No había esperado tener que competir con ninguna otra por Seth. Era una de las razones por las que había viajado hasta California desde el este, porque allí había al menos diez hombres por cada mujer. Incluso una mujer como ella, considerada una solterona a los treinta, tenía posibilidades de hacerse con una buena pieza como Seth Hopkins. Llevaba ocho meses intentando que la mirara con ojos «matrimoniales», tentándolo con tartaletas de mermelada y pasteles de carne, alabando su fuerza viril cada vez que hacía alguna reparación en el hotel. Nunca lo criticaba, ni siquiera cuando se enjuagaba la boca con el mantel en lugar de la manga o eructaba sin disculparse. Nunca mencionaba que debería extender su explotación aurífera hasta la de Charlie Bigelow, pues éste no la trabajaba con pleno rendimiento. No lo importunaba para que fuera más ambicioso ni le insinuaba que obtendría más oro construyendo un dique en lugar de usar el platillo, pues Seth siempre argüía que los de corriente arriba no debían mostrarse codiciosos, ya que en ese caso los de corriente abajo se quedarían sin nada. Se mordía la lengua cuando declaraba que sólo quería ganar lo suficiente para vivir con comodidad, mientras que los demás hombres de Devil's Bar ardían en deseos de hacerse más ricos que el rey Midas. Eliza tenía la sensación de que se acercaba el momento de hacerle entender que ahí estaban los dos, buenos amigos que se ayudaban como debían hacer los vecinos, que Seth necesitaba una mujer y que a ella no le vendría mal tener a un hombre en el hotel, de todo lo cual sólo podía extraerse una conclusión lógica. Pero ahora la señorita D'Arcy lo seducía con sus llamativos vestidos y su indefensión femenina.
—Falta poco para que California se convierta en un Estado —comentó Seth mientras llenaba la pipa.

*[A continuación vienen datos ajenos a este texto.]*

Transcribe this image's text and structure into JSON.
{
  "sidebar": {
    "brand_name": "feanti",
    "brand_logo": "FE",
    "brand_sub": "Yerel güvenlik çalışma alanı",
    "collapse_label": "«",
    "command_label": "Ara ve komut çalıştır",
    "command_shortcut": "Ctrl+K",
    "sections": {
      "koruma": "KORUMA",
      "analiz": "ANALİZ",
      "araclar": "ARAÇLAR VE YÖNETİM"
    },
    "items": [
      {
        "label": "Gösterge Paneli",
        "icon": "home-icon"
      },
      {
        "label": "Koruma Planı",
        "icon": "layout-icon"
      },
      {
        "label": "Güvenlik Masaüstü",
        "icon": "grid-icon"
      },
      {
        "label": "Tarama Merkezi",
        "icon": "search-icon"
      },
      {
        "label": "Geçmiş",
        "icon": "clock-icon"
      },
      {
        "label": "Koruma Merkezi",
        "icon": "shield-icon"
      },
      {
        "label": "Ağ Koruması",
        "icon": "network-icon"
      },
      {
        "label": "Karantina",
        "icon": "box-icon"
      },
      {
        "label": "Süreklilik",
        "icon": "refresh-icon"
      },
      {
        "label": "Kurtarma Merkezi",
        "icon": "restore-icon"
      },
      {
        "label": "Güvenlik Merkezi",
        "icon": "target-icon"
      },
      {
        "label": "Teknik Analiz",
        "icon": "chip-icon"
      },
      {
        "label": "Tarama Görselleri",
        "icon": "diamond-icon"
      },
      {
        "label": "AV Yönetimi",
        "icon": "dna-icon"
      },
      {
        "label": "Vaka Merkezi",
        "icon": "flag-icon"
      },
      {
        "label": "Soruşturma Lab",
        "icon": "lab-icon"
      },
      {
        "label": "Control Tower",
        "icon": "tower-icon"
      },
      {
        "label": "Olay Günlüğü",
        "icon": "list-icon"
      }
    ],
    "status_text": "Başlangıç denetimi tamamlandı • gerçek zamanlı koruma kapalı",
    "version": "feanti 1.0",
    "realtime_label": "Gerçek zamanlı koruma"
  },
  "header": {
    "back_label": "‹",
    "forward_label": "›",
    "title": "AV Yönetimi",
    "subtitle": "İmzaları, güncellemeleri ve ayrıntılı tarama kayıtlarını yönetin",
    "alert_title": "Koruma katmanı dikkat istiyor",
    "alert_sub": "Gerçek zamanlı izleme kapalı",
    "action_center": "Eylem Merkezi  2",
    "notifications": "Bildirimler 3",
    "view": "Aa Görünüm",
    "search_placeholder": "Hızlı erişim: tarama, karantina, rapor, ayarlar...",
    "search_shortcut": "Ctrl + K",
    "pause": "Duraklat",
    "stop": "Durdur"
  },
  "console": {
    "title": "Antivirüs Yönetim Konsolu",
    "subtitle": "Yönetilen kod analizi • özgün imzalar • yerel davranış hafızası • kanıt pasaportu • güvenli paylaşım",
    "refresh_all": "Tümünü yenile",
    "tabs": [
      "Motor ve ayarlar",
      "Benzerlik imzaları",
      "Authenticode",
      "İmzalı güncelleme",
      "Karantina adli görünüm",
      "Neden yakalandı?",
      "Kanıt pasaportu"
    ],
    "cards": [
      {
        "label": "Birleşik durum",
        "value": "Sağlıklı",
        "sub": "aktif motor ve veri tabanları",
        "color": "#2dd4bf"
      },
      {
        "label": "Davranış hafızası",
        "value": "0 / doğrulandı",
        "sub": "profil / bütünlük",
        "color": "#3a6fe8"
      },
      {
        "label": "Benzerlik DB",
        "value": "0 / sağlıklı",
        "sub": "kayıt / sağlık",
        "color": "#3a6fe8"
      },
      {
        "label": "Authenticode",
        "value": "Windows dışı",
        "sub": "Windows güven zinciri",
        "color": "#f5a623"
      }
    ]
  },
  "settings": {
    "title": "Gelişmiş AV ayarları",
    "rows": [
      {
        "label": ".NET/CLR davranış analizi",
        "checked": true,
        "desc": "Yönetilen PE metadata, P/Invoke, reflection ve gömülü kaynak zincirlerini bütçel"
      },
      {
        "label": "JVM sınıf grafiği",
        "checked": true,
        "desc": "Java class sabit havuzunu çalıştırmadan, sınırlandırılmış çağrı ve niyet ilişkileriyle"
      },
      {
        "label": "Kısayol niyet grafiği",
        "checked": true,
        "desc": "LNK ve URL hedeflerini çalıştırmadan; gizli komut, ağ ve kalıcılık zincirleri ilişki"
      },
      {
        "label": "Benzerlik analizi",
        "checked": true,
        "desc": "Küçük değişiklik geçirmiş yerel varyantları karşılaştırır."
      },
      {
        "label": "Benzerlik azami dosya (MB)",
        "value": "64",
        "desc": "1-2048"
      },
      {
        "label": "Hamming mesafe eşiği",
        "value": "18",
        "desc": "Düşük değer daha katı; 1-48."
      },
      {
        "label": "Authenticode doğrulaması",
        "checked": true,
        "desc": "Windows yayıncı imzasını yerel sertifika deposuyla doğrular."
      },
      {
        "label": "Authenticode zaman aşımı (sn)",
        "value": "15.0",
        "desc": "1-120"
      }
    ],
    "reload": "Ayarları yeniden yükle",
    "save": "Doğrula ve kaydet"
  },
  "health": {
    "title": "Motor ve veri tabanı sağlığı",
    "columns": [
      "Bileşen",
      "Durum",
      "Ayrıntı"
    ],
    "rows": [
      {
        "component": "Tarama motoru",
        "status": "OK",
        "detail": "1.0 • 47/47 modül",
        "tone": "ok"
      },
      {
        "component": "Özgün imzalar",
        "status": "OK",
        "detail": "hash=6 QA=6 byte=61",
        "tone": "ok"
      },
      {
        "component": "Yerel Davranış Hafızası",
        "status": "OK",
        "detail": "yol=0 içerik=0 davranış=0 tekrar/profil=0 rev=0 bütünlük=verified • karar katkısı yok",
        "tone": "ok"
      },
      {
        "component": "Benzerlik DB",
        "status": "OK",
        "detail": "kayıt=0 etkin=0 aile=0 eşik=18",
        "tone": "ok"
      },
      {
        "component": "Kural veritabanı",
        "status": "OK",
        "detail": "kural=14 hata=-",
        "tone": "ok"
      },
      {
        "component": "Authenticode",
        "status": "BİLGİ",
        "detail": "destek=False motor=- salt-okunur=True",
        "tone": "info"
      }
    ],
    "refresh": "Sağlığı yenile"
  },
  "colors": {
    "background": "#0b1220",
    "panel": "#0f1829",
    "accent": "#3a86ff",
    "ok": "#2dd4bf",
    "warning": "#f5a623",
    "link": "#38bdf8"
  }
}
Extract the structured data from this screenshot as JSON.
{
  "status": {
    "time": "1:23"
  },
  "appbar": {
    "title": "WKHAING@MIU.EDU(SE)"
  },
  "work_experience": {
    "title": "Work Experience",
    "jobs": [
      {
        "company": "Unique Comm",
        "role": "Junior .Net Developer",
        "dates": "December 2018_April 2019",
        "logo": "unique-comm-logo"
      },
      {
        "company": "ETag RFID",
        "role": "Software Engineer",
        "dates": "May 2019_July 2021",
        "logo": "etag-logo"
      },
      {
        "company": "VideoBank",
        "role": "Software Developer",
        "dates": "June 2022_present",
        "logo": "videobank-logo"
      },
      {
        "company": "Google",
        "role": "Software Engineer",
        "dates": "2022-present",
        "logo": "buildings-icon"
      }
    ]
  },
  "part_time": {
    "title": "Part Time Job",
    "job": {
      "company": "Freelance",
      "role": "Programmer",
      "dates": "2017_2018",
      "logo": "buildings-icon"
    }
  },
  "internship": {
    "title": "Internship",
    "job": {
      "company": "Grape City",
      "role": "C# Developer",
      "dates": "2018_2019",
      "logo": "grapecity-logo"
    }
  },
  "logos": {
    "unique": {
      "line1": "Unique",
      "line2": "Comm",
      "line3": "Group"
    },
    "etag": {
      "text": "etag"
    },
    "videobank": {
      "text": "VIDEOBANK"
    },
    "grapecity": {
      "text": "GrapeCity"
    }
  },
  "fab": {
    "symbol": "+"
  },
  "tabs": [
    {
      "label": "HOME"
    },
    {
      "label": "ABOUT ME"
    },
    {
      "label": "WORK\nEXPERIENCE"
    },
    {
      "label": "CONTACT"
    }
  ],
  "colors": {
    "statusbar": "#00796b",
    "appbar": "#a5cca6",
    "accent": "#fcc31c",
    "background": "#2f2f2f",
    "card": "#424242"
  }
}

—Espero que entonces alguien haga algo con todos esos extranjeros que no paran de llegar. Tengo entendido que en American Fork hay chinos.
Seth se la quedó mirando.
—¿Acaso nosotros no somos extranjeros también, Eliza?
—¡Por supuesto! —exclamó ella con una sonrisa forzada—. ¡Sólo era una broma!
Seth asintió y encendió la pipa.
—Todos venimos del extranjero, excepto los indios. Creo que Dios los creó aquí mismo.
Eliza guardó silencio. Detestaba a los nativos de California y consideraba imperativo librarse de todos cuanto antes. Menos mal que había hombres como Taffy Llewellyn y Rupert MacDougal, que purgaban los campos de forma regular. Si dependiera de Seth Hopkins, Devil's Run estaría en manos de los salvajes.
—¿Qué tal las cosas con la señorita D'Arcy? —preguntó al recordar a otra criatura que detestaba.